Af en toe kom je op de trein een soort rebellen of vrijgevochten ex-hippies tegen, die gewoonlijk niet van of naar het werk reizen, maar die één welbepaalde vage bestemming als doel hebben (bv. “Oostende”), echter zonder welbepaalde reden, en dat soms in het bijzijn van een zeer groot maar onduidelijk of onnuttig voorwerp (bv. een gigantische luidspreker). Hun probleem is dat ze niet weten op welke trein ze zitten, waar ze moeten afstappen of overstappen, en soms zelfs niet naar welk station ze exact gaan, maar dat probleem is doorgaans maar tijdelijk. In veel gevallen wekt hun oprechte naiviteit en onwetendheid zoveel sympathie op in deze jachtige wereld van cijfers en instructies, dat in geen tijd de medereizigers errond zitten debatteren over waar ze welke trein moeten nemen, waardoor ze tegen de volgende halte wel vier verschillende treinopties hebben om uit te kiezen, en ze uiteindelijk ongetwijfeld, zonder iPod, gsm, laptop of gps, ook wel op hun bestemming zullen terechtkomen.

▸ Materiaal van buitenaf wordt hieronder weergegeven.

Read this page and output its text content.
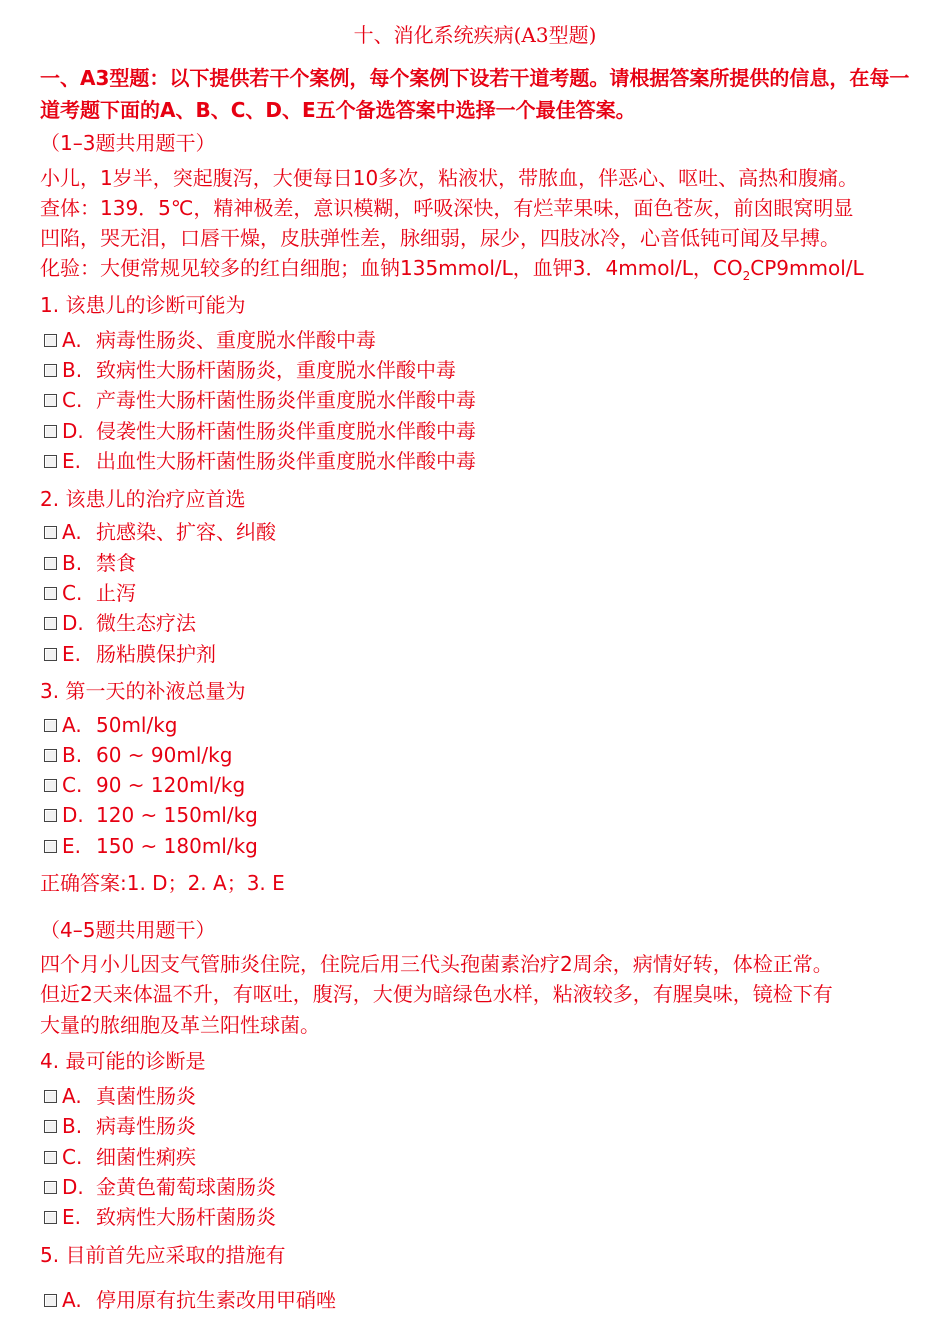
十、消化系统疾病(A3型题)
一、A3型题：以下提供若干个案例，每个案例下设若干道考题。请根据答案所提供的信息，在每一道考题下面的A、B、C、D、E五个备选答案中选择一个最佳答案。
（1–3题共用题干）
小儿，1岁半，突起腹泻，大便每日10多次，粘液状，带脓血，伴恶心、呕吐、高热和腹痛。
查体：139．5℃，精神极差，意识模糊，呼吸深快，有烂苹果味，面色苍灰，前囟眼窝明显
凹陷，哭无泪，口唇干燥，皮肤弹性差，脉细弱，尿少，四肢冰冷，心音低钝可闻及早搏。
化验：大便常规见较多的红白细胞；血钠135mmol/L，血钾3．4mmol/L，$CO_2CP9mmol/L$
1. 该患儿的诊断可能为
A. 病毒性肠炎、重度脱水伴酸中毒
B. 致病性大肠杆菌肠炎，重度脱水伴酸中毒
C. 产毒性大肠杆菌性肠炎伴重度脱水伴酸中毒
D. 侵袭性大肠杆菌性肠炎伴重度脱水伴酸中毒
E. 出血性大肠杆菌性肠炎伴重度脱水伴酸中毒
2. 该患儿的治疗应首选
A. 抗感染、扩容、纠酸
B. 禁食
C. 止泻
D. 微生态疗法
E. 肠粘膜保护剂
3. 第一天的补液总量为
A. 50ml/kg
B. 60 ~ 90ml/kg
C. 90 ~ 120ml/kg
D. 120 ~ 150ml/kg
E. 150 ~ 180ml/kg
正确答案:1. D；2. A；3. E
（4–5题共用题干）
四个月小儿因支气管肺炎住院，住院后用三代头孢菌素治疗2周余，病情好转，体检正常。
但近2天来体温不升，有呕吐，腹泻，大便为暗绿色水样，粘液较多，有腥臭味，镜检下有
大量的脓细胞及革兰阳性球菌。
4. 最可能的诊断是
A. 真菌性肠炎
B. 病毒性肠炎
C. 细菌性痢疾
D. 金黄色葡萄球菌肠炎
E. 致病性大肠杆菌肠炎
5. 目前首先应采取的措施有
A. 停用原有抗生素改用甲硝唑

Tenslotte is er dan de soort die je in het station ziet staan, en waar je initieel geen aandacht aan besteedt, die een beetje eigenaardig zijn, maar die vooral angst inboezemen als je er alleen mee in een rijtuig komt te zitten, en dat zijn de mensen die luidop tegen zichzelf praten. In stationsgangen vallen ze minder op omdat alle geluiden er sowieso door de gangen galmen in alle mogelijke richtingen. Maar eens ze in een rijtuig zitten, vallen ze op omdat ze soms vrij luid hardop beginnen te lachen of te praten. Als nietsvermoedende medereiziger denk je aanvankelijk nog dat ze bellen met de gsm, of hardop reageren op een sms die ze net hebben gekregen, maar als je even voorzichtig in hun richting blikt en merkt dat ze louter en alleen tegen zichzelf bezig zijn, dan wordt het even ongemakkelijk. Als je er naar kijkt, of erop ingaat, zit je voor je het weet nl. verwikkeld in een gesprek waar je kop noch staart kan aan krijgen, en toch kan je het niet laten om af en toe even in hun richting te kijken, omdat het op zich toch wel een curieus gegeven is, vooral als het niet bij wat terloops gemompel blijft, maar ze ook volmondige gesprekken zitten te voeren en daarbij hun schoenen nog beginnen uit te doen of hevige luchtgevechten voeren. Een dergelijk onderhoud met een onzichtbare vriend maakt je vooral ongemakkelijk als je zelf midden in een 19de eeuwse griezelroman zit...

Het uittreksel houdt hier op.